This article states that the formula for the average run lengths for large numbers of trials is:$\frac{1}{1-Pr(event\ in\ one\ trial)}.$
My questions
- What is the intuition behind this formula?
- Do you know an elementary proof for this result?
This article states that the formula for the average run lengths for large numbers of trials is:$\frac{1}{1-Pr(event\ in\ one\ trial)}.$
My questions
This is one of the workhorses of first courses in probability.

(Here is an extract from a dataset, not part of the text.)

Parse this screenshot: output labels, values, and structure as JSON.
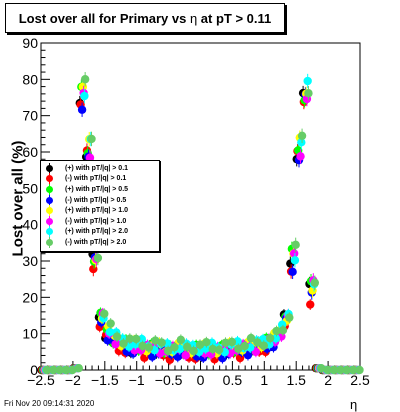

Assume one repeats an experiment whose probability to happen in one trial is $p$, that the results of the successive trials are independent, and that one wishes to estimate the mean number $R$ of consecutive successes before the next failure (that is, a run of successes) once a success occurred.

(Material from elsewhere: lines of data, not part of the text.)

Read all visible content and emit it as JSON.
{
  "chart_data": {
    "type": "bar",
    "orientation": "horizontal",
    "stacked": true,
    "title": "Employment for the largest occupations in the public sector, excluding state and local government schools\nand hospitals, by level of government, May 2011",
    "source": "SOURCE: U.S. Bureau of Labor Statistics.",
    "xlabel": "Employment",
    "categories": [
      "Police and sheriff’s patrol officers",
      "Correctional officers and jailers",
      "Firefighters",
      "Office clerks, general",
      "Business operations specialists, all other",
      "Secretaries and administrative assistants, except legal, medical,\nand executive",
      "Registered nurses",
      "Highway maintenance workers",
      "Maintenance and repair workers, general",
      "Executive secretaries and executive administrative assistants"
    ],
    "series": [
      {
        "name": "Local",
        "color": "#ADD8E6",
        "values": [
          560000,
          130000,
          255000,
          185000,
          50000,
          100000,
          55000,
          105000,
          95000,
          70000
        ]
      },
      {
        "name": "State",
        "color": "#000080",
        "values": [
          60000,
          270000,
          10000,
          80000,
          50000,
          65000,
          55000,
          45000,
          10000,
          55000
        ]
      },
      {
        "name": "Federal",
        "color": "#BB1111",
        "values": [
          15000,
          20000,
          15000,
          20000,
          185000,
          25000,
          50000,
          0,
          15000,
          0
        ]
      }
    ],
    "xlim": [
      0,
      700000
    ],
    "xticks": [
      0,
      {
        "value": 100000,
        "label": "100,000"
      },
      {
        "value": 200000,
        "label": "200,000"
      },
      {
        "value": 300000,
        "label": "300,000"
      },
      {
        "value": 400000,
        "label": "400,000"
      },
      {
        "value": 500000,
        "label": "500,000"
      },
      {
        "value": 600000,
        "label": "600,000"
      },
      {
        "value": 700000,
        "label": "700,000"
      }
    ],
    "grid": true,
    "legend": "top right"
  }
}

For every $r\geqslant1$, the event $[R\geqslant r]$ corresponds to $r-1$ supplementary successes after the first one, hence $\mathrm P(R\geqslant r)=p^{r-1}$. Thus the distribution of $R$ is geometric with parameter $p$ and the mean length of a run is the expectation of $R$, that is, $ \langle R\rangle=\sum_{r\geqslant1}r\cdot\mathrm P(R=r)=\sum_{r\geqslant1}\mathrm P(R\geqslant r)=\sum_{s\geqslant0}p^s=\frac1{1-p}. $ Edit Alternatively, note that either a failure occurs immediately after the first success and then $R=1$, which happens with probability $1-p$, or a second success occurs immediately after the first success and then $R=1+R'$ where $R'$ is distributed like $R$, which happens with probability $p$. Taking expectations, one sees that $\langle R\rangle=(1-p)\cdot1+p\cdot(1+\langle R\rangle)$, that is, $\langle R\rangle=1/(1-p)$.

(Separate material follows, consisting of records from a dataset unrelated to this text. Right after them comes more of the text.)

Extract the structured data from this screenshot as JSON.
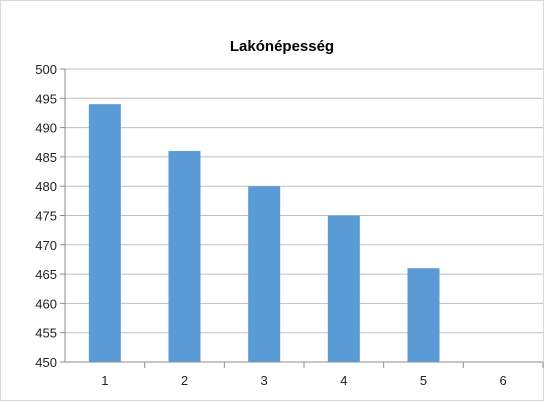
{
  "chart_data": {
    "type": "bar",
    "title": "Lakónépesség",
    "categories": [
      "1",
      "2",
      "3",
      "4",
      "5",
      "6"
    ],
    "values": [
      494,
      486,
      480,
      475,
      466,
      null
    ],
    "ylim": [
      450,
      500
    ],
    "yticks": [
      450,
      455,
      460,
      465,
      470,
      475,
      480,
      485,
      490,
      495,
      500
    ],
    "grid": true,
    "legend": "none",
    "colors": {
      "bar": "#5b9bd5",
      "grid": "#bfbfbf",
      "axis": "#8c8c8c"
    }
  }
}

The run is ended by a failure, and the probability of failure is $1-p$, where $p$ is the probability of success. Since the density of failures in the sequence of results is $1-p$, the average length of a run ending in a failure must be the reciprocal of that. The failure itself isn't part of the run, so you might think you'd have to subtract $1$ from this result; however, if you're calculating the average length of a run, the fact that you're only looking at runs already guarantees that there's at least one success, and this success that you get "for free" offsets the failure to be subtracted.